O que pode acontecer com alunos que fizeram lista sexual no Cruzeiro
Caso é investigado como injúria, difamação, cyberbullying e constrangimento de adolescentes
A Polícia Civil investiga estudantes do Colégio Cruzeiro, em Jacarepaguá, na Zona Sudoeste do Rio de Janeiro, suspeitos de criar e compartilhar uma lista on-line que classificava alunas de maneira pejorativa. O caso é apurado como atos infracionais análogos aos crimes de injúria, difamação, submissão de criança ou adolescente a vexame ou constrangimento e cyberbullying.
Cerca de 65 alunas menores de idade foram vítimas de comentários como “GOAT” (sigla em inglês para “a melhor de todos os tempos”), “Comeria no lucro”, “Bêbado vai”, “Me arrependi depois” e “Nem olharia”.
Como os envolvidos têm menos de 18 anos, eles não respondem criminalmente como adultos. Pelo Estatuto da Criança e do Adolescente (ECA), jovens podem ser responsabilizados pela prática de atos infracionais, equivalentes a crimes ou contravenções penais.
A investigação busca identificar quem criou a lista, quem participou da elaboração, quem compartilhou o conteúdo e qual foi o grau de envolvimento de cada estudante.
O que está sendo investigado?
A Polícia Civil apura se as categorias atribuídas às estudantes configuram injúria, quando há ofensa à dignidade ou à honra da vítima por meio de insultos ou expressões depreciativas.
Também é analisada a possibilidade de difamação, já que a lista teria circulado entre alunos da escola, ampliando a exposição das adolescentes e causando prejuízos à reputação delas no ambiente escolar.
Outro ponto da investigação é o artigo 232 do ECA, que trata da submissão de crianças e adolescentes a situações de vexame ou constrangimento. Nesse caso, os investigadores avaliam se a divulgação do conteúdo provocou humilhação pública ou exposição degradante das vítimas.
O inquérito ainda considera a prática de cyberbullying, caracterizada por intimidação, perseguição e humilhação no ambiente digital, geralmente por meio de redes sociais, aplicativos de mensagens e outras plataformas.
O que pode acontecer com os adolescentes?
Se o Ministério Público entender que houve ato infracional e a Justiça da Infância e da Juventude reconhecer a responsabilidade dos estudantes, poderão ser aplicadas medidas socioeducativas previstas no ECA.

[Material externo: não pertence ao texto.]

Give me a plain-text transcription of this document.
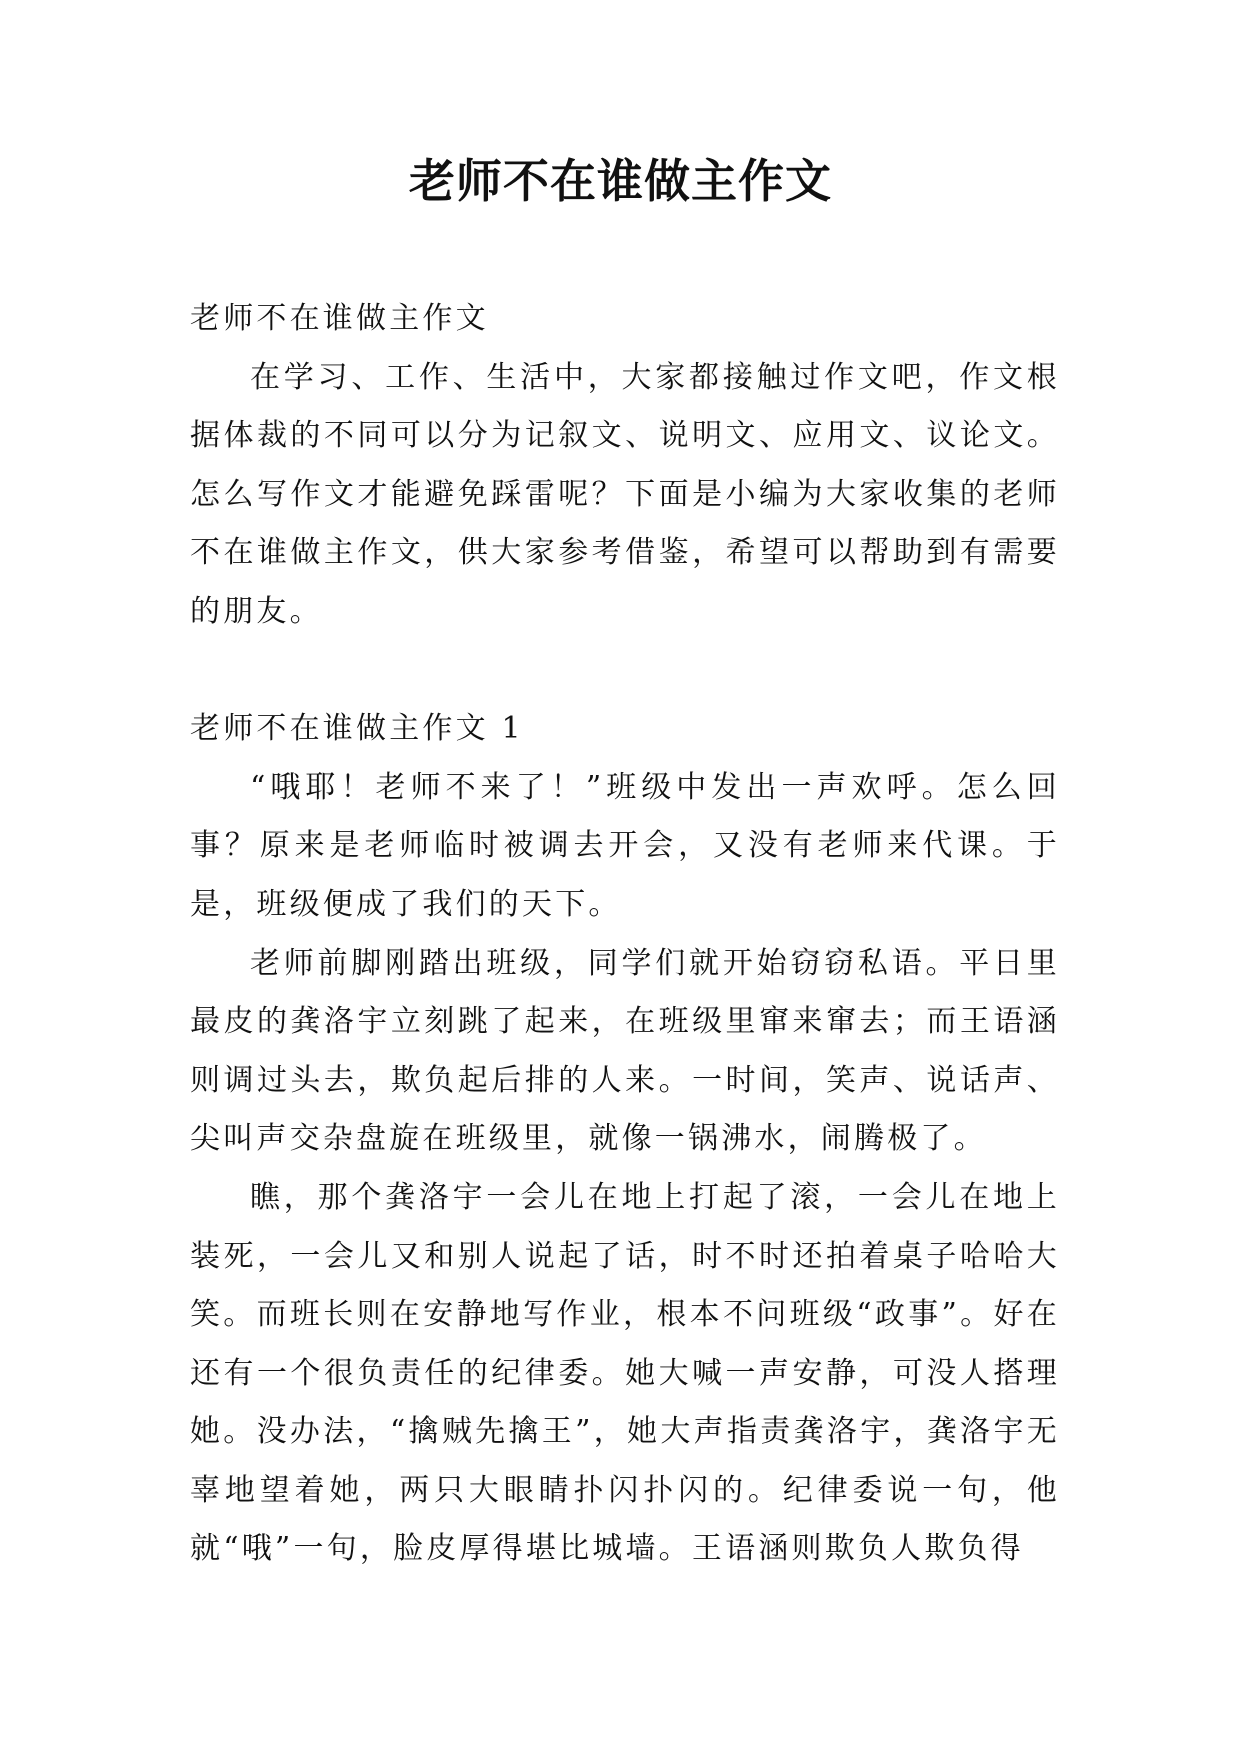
老师不在谁做主作文

老师不在谁做主作文

在学习、工作、生活中，大家都接触过作文吧，作文根据体裁的不同可以分为记叙文、说明文、应用文、议论文。怎么写作文才能避免踩雷呢？下面是小编为大家收集的老师不在谁做主作文，供大家参考借鉴，希望可以帮助到有需要的朋友。

老师不在谁做主作文 1

“哦耶！老师不来了！”班级中发出一声欢呼。怎么回事？原来是老师临时被调去开会，又没有老师来代课。于是，班级便成了我们的天下。

老师前脚刚踏出班级，同学们就开始窃窃私语。平日里最皮的龚洛宇立刻跳了起来，在班级里窜来窜去；而王语涵则调过头去，欺负起后排的人来。一时间，笑声、说话声、尖叫声交杂盘旋在班级里，就像一锅沸水，闹腾极了。

瞧，那个龚洛宇一会儿在地上打起了滚，一会儿在地上装死，一会儿又和别人说起了话，时不时还拍着桌子哈哈大笑。而班长则在安静地写作业，根本不问班级“政事”。好在还有一个很负责任的纪律委。她大喊一声安静，可没人搭理她。没办法，“擒贼先擒王”，她大声指责龚洛宇，龚洛宇无辜地望着她，两只大眼睛扑闪扑闪的。纪律委说一句，他就“哦”一句，脸皮厚得堪比城墙。王语涵则欺负人欺负得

As sanções vão desde advertência, reparação de danos e prestação de serviços à comunidade até liberdade assistida, semiliberdade e, em situações mais graves, internação em unidade socioeducativa.
O episódio também pode gerar desdobramentos na esfera cível, como pedidos de indenização por danos morais, além de medidas disciplinares adotadas pela própria escola.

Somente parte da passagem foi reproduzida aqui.